In den Ermittlungen wurde u. a. auch erarbeitet, dass auf Drängen des VE Rechenbetriebes Binnenhandel Berlin mit »Provisorien« gearbeitet wurde. Beispielsweise waren bis zum 18.7.1970 die Kabelanschlüsse noch nicht ordnungsgemäß angebracht worden. Auch die Rauchgas-Meldeanlage war noch nicht vollständig installiert und deshalb noch nicht funktionstüchtig. (Rauchgas-Meldeanlagen werden in Räumen installiert, in denen besonders hochwertige Anlagen vor Brandgefahren zu schützen sind. Diese Geräte reagieren auf geringste Rauchgaskonzentrationen und hätten in diesem Fall frühzeitig das Entstehen des Brandes angezeigt.)
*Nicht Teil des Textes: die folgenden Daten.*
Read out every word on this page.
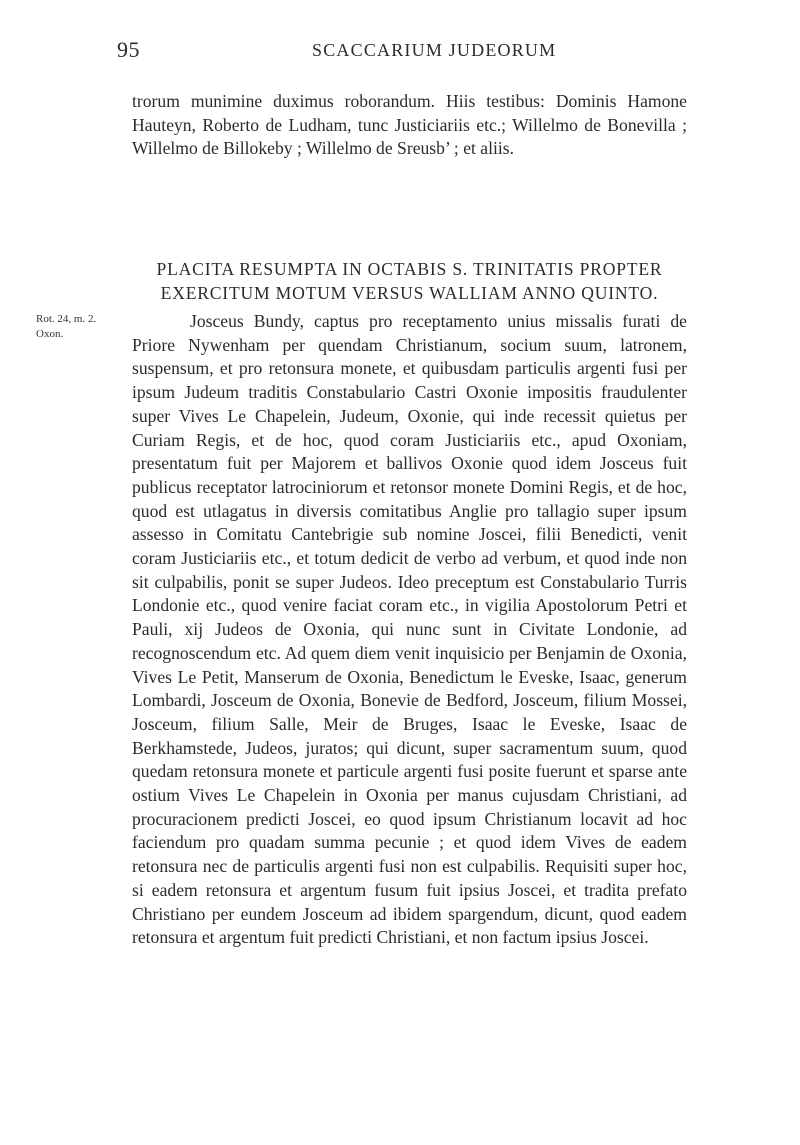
95	SCACCARIUM JUDEORUM

trorum munimine duximus roborandum. Hiis testibus: Dominis Hamone Hauteyn, Roberto de Ludham, tunc Justiciariis etc.; Willelmo de Bonevilla ; Willelmo de Billokeby ; Willelmo de Sreusb’ ; et aliis.

PLACITA RESUMPTA IN OCTABIS S. TRINITATIS PROPTER EXERCITUM MOTUM VERSUS WALLIAM ANNO QUINTO.
Rot. 24, m. 2.
Oxon.

Josceus Bundy, captus pro receptamento unius missalis furati de Priore Nywenham per quendam Christianum, socium suum, latronem, suspensum, et pro retonsura monete, et quibusdam particulis argenti fusi per ipsum Judeum traditis Constabulario Castri Oxonie impositis fraudulenter super Vives Le Chapelein, Judeum, Oxonie, qui inde recessit quietus per Curiam Regis, et de hoc, quod coram Justiciariis etc., apud Oxoniam, presentatum fuit per Majorem et ballivos Oxonie quod idem Josceus fuit publicus receptator latrociniorum et retonsor monete Domini Regis, et de hoc, quod est utlagatus in diversis comitatibus Anglie pro tallagio super ipsum assesso in Comitatu Cantebrigie sub nomine Joscei, filii Benedicti, venit coram Justiciariis etc., et totum dedicit de verbo ad verbum, et quod inde non sit culpabilis, ponit se super Judeos. Ideo preceptum est Constabulario Turris Londonie etc., quod venire faciat coram etc., in vigilia Apostolorum Petri et Pauli, xij Judeos de Oxonia, qui nunc sunt in Civitate Londonie, ad recognoscendum etc. Ad quem diem venit inquisicio per Benjamin de Oxonia, Vives Le Petit, Manserum de Oxonia, Benedictum le Eveske, Isaac, generum Lombardi, Josceum de Oxonia, Bonevie de Bedford, Josceum, filium Mossei, Josceum, filium Salle, Meir de Bruges, Isaac le Eveske, Isaac de Berkhamstede, Judeos, juratos; qui dicunt, super sacramentum suum, quod quedam retonsura monete et particule argenti fusi posite fuerunt et sparse ante ostium Vives Le Chapelein in Oxonia per manus cujusdam Christiani, ad procuracionem predicti Joscei, eo quod ipsum Christianum locavit ad hoc faciendum pro quadam summa pecunie ; et quod idem Vives de eadem retonsura nec de particulis argenti fusi non est culpabilis. Requisiti super hoc, si eadem retonsura et argentum fusum fuit ipsius Joscei, et tradita prefato Christiano per eundem Josceum ad ibidem spargendum, dicunt, quod eadem retonsura et argentum fuit predicti Christiani, et non factum ipsius Joscei.
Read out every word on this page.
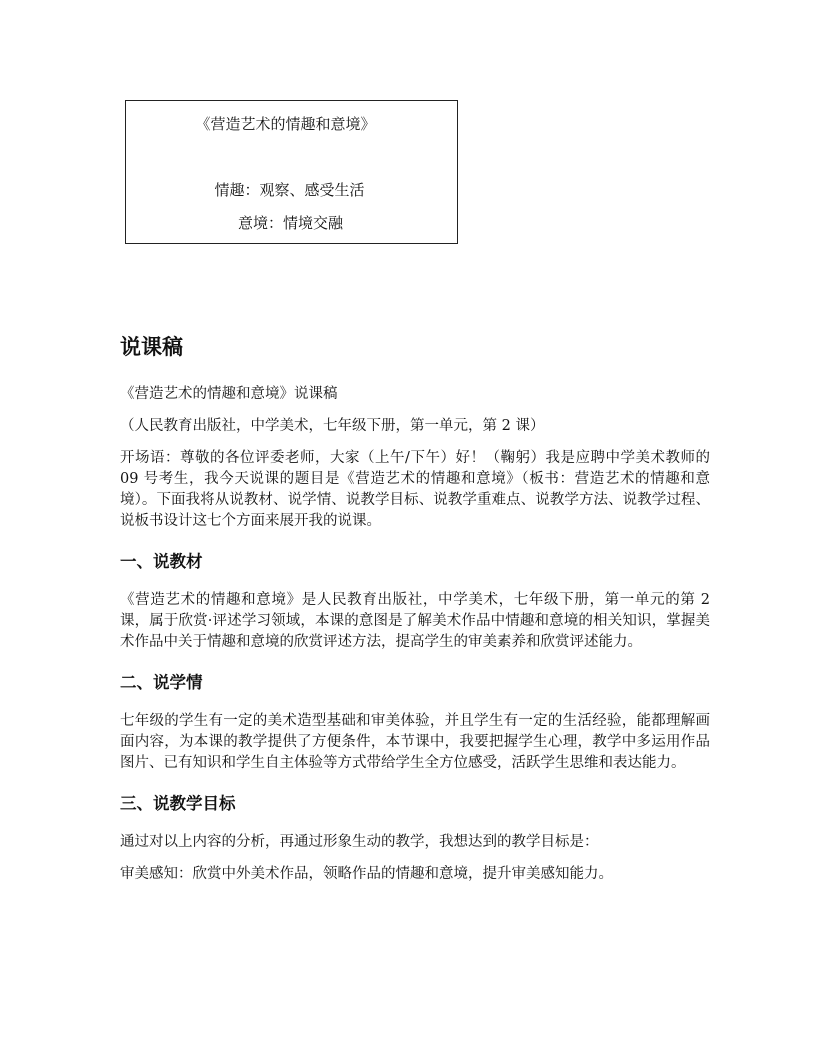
《营造艺术的情趣和意境》
情趣：观察、感受生活
意境：情境交融
说课稿

《营造艺术的情趣和意境》说课稿

（人民教育出版社，中学美术，七年级下册，第一单元，第 2 课）

开场语：尊敬的各位评委老师，大家（上午/下午）好！（鞠躬）我是应聘中学美术教师的 09 号考生，我今天说课的题目是《营造艺术的情趣和意境》（板书：营造艺术的情趣和意境）。下面我将从说教材、说学情、说教学目标、说教学重难点、说教学方法、说教学过程、说板书设计这七个方面来展开我的说课。

一、说教材

《营造艺术的情趣和意境》是人民教育出版社，中学美术，七年级下册，第一单元的第 2 课，属于欣赏·评述学习领域，本课的意图是了解美术作品中情趣和意境的相关知识，掌握美术作品中关于情趣和意境的欣赏评述方法，提高学生的审美素养和欣赏评述能力。

二、说学情

七年级的学生有一定的美术造型基础和审美体验，并且学生有一定的生活经验，能都理解画面内容，为本课的教学提供了方便条件，本节课中，我要把握学生心理，教学中多运用作品图片、已有知识和学生自主体验等方式带给学生全方位感受，活跃学生思维和表达能力。

三、说教学目标

通过对以上内容的分析，再通过形象生动的教学，我想达到的教学目标是：

审美感知：欣赏中外美术作品，领略作品的情趣和意境，提升审美感知能力。
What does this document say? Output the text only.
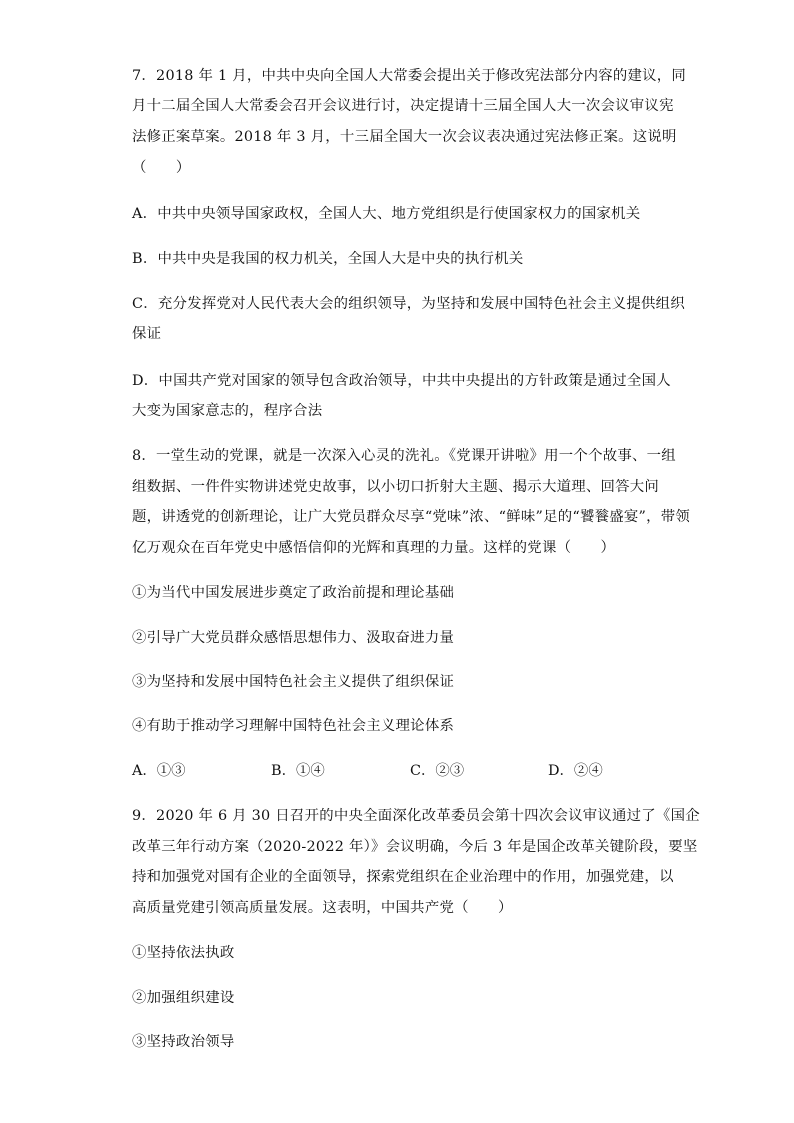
7．2018 年 1 月，中共中央向全国人大常委会提出关于修改宪法部分内容的建议，同
月十二届全国人大常委会召开会议进行讨，决定提请十三届全国人大一次会议审议宪
法修正案草案。2018 年 3 月，十三届全国大一次会议表决通过宪法修正案。这说明
（　　）
A．中共中央领导国家政权，全国人大、地方党组织是行使国家权力的国家机关
B．中共中央是我国的权力机关，全国人大是中央的执行机关
C．充分发挥党对人民代表大会的组织领导，为坚持和发展中国特色社会主义提供组织
保证
D．中国共产党对国家的领导包含政治领导，中共中央提出的方针政策是通过全国人
大变为国家意志的，程序合法
8．一堂生动的党课，就是一次深入心灵的洗礼。《党课开讲啦》用一个个故事、一组
组数据、一件件实物讲述党史故事，以小切口折射大主题、揭示大道理、回答大问
题，讲透党的创新理论，让广大党员群众尽享“党味”浓、“鲜味”足的“饕餮盛宴”，带领
亿万观众在百年党史中感悟信仰的光辉和真理的力量。这样的党课（　　）
①为当代中国发展进步奠定了政治前提和理论基础
②引导广大党员群众感悟思想伟力、汲取奋进力量
③为坚持和发展中国特色社会主义提供了组织保证
④有助于推动学习理解中国特色社会主义理论体系
A．①③	B．①④	C．②③	D．②④
9．2020 年 6 月 30 日召开的中央全面深化改革委员会第十四次会议审议通过了《国企
改革三年行动方案（2020-2022 年）》会议明确，今后 3 年是国企改革关键阶段，要坚
持和加强党对国有企业的全面领导，探索党组织在企业治理中的作用，加强党建，以
高质量党建引领高质量发展。这表明，中国共产党（　　）
①坚持依法执政
②加强组织建设
③坚持政治领导
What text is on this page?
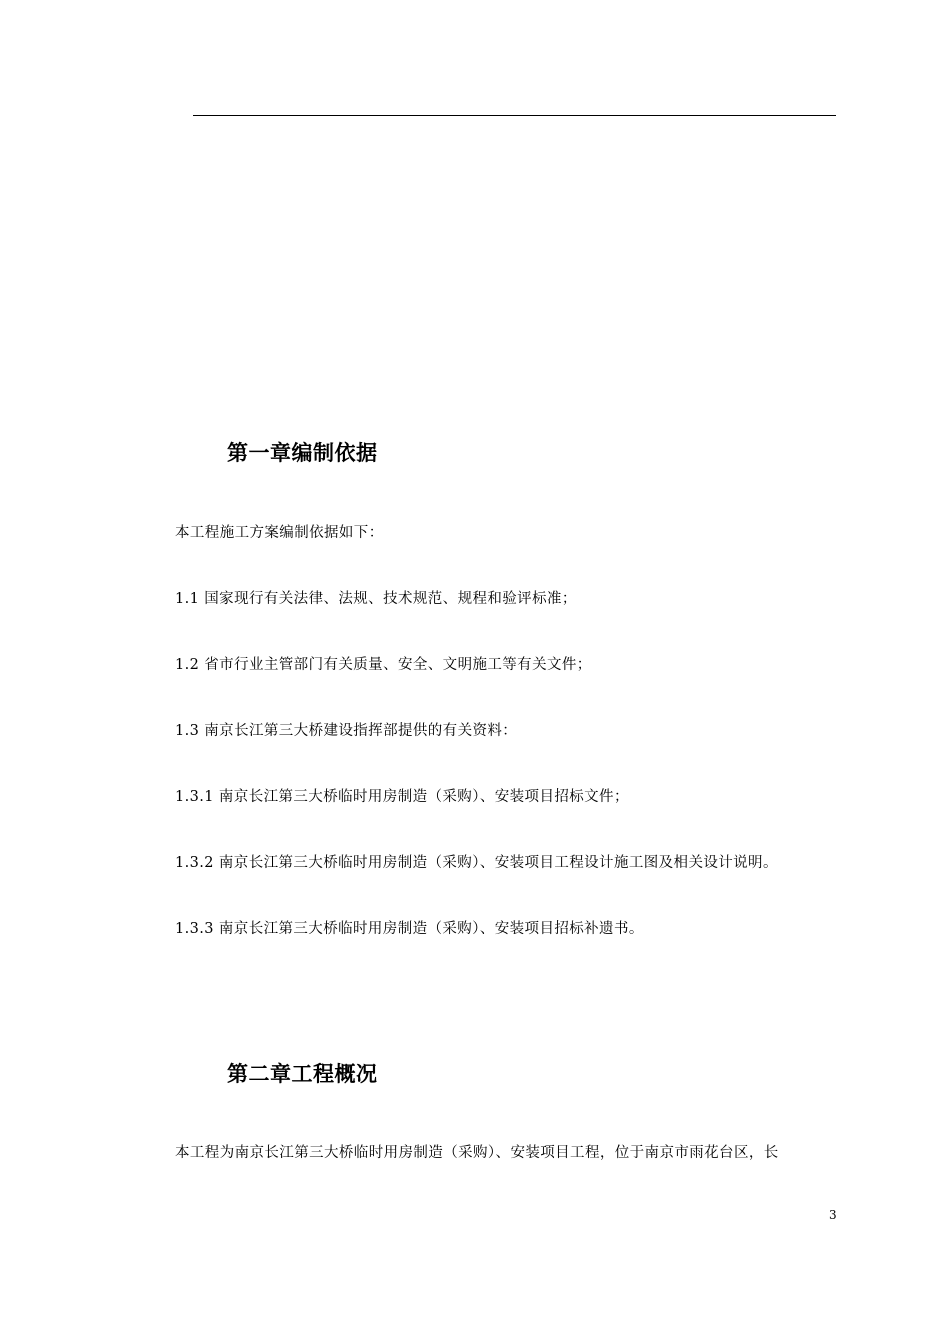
第一章编制依据

本工程施工方案编制依据如下：

1.1 国家现行有关法律、法规、技术规范、规程和验评标准；

1.2 省市行业主管部门有关质量、安全、文明施工等有关文件；

1.3 南京长江第三大桥建设指挥部提供的有关资料：

1.3.1 南京长江第三大桥临时用房制造（采购）、安装项目招标文件；

1.3.2 南京长江第三大桥临时用房制造（采购）、安装项目工程设计施工图及相关设计说明。

1.3.3 南京长江第三大桥临时用房制造（采购）、安装项目招标补遗书。

第二章工程概况

本工程为南京长江第三大桥临时用房制造（采购）、安装项目工程，位于南京市雨花台区，长

3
Das Kombinat Robotron hatte am 22.5.1969 beim MdI, HA Feuerwehr, eine Ausnahmegenehmigung beantragt, um die DV-Anlage vorläufig ohne die Installation der Rauchgas-Meldeanlagen betreiben zu können. Diese Ausnahmegenehmigung wurde durch den Leiter der HA Feuerwehr, Oberst Gläeßl,1 genehmigt und am 15.4.1970 bzw. 1.7.1970 verlängert. Ihre Gültigkeit hat gegenwärtig eine Laufzeit bis 30.9.1970.
Weiterhin wurde festgestellt, dass die DV-Anlage im Raum 3 am 18.7.1970, bis 12.00 Uhr, letztmalig genutzt wurde. Danach verließ die Belegschaft das Gebäude.
In den Räumen 3 und 4 arbeitete eine Brigade des VEB Starkstromanlagenbau Rostock weiter, um die bis dahin provisorisch verlegten Kabelanschlüsse durch ordnungsgemäße Kabelanschlüsse zu ersetzen.
Gegen 17.00 Uhr verließ die Brigade diese Räume und diese wurden verschlossen und versiegelt.
Die Räume, in denen die DV-Anlagen installiert sind, dürfen von den Wächtern nicht betreten werden. Die Wächter besitzen jedoch die Schlüssel.
Der Wächter [Name] gibt an, dass er die Räume 3 und 4 zum Zeitpunkt der Brandfeststellung verschlossen und versiegelt vorgefunden habe. Exakte Hinweise über mögliche Ursachen konnten bis zum gegenwärtigen Zeitpunkt noch nicht erarbeitet werden.
Von den Experten werden gegenwärtig zwei Versionen der Brandursachen geprüft.
- 1.
Kurzschluss in der 220-V-Lichtleitung
- 2.
Kurzschluss in der 380-V-Starkstromleitung
Beide Leitungen sind in den Räumen 3 und 4 verlegt und standen unter Spannung. Die DV-Anlagen waren abgeschaltet und scheiden als Brandverursacher aus.
Über die Ergebnisse der weiteren Untersuchungen, insbesondere über die Ursachen und begünstigenden Umstände für das Entstehen des Großbrandes, wird informiert.